Anyone who recently left New York should self-quarantine for 14 days to ensure the coronavirus doesn't spread to others, Dr. Deborah Birx, the coordinator of the White House Coronavirus Task Force, said Tuesday during a briefing.

"We remain deeply concerned about New York City and the New York metro area," she said. "About 56% of all the cases in the United States are coming out of that metro area, and 60% of all the new cases are coming out of the metro New York area."

New York Governor Andrew Cuomo said earlier Tuesday the rate of new COVID-19 cases in the state is doubling about every three days. As of Wednesday morning, there were more than 15,000 cases in New York City and 25,000 in New York state.   

"To everyone who has left New York over the last few days: Because of the rate of the number of cases, you may have been exposed before you left New York," Birx said.

"We are starting to see new cases across Long Island. That suggests people have left" New York City, she said.

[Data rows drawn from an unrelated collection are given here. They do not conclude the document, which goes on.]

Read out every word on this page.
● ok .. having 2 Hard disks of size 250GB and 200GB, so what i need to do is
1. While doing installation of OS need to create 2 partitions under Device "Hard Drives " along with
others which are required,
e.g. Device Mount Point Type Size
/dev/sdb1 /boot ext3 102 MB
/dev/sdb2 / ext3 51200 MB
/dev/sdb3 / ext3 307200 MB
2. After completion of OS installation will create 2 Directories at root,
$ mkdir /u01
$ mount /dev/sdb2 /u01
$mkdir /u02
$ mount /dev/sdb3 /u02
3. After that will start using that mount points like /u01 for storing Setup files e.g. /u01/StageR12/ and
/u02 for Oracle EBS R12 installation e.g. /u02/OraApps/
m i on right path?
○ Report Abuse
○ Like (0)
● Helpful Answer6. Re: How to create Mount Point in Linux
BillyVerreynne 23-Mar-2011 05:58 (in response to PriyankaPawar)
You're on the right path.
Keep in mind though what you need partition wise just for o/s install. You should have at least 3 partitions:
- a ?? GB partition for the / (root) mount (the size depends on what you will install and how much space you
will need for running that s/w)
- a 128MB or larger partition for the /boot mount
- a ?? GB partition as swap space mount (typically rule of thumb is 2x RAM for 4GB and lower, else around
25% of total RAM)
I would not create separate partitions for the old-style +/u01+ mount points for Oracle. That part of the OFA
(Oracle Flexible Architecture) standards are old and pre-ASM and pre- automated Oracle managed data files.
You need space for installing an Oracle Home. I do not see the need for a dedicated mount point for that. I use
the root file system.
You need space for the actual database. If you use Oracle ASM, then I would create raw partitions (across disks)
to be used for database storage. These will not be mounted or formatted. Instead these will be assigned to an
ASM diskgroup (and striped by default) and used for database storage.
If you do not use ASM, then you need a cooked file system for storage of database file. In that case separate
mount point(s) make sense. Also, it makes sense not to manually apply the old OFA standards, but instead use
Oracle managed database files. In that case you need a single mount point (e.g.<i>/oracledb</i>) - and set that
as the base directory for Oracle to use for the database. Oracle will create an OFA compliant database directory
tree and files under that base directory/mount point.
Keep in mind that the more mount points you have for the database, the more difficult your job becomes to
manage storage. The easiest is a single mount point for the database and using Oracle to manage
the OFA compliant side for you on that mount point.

She said the length of time individuals should self-quarantine should be based off the time they left the New York area: "So if they already are four days out, then it's just ten more days."

Dr. Anthony Fauci, the director of the National Institute of Allergy and Infectious Diseases and a member of the White House task force, said people "understandably" want to get out of New York. "They're going to Florida. They're going to Long Island. They're going to different places." 

"The idea, if you look at the statistics, it's disturbing," he said. "About 1 per 1,000 of these individuals are infected. That's about 8 to 10 times more than in other areas, which means when they go to another place, for their own safety, they've got to be careful, monitor themselves. If they get sick, bring it to the attention of a physician. Get tested."

Cuomo issued a dire warning about the rise in cases and projections for what's needed to handle the crisis: 140,000 hospital beds and 40,000 ICU beds — far more than the 53,000 hospital beds and 3,000 ICU beds normally available.

"Those are troubling and astronomical numbers," he said, adding that they're higher than previously projected.

He said infections in New York are expected to peak as early as 2 to 3 weeks from now.

"One of the forecasters said to me we were looking at a freight train coming across the country," Cuomo said. "We're now looking at a bullet train, because the numbers are going up that quickly."

He said there is a "critical and desperate" need for ventilators and that state has obtained about 7,000 but needs at least 30,000 more.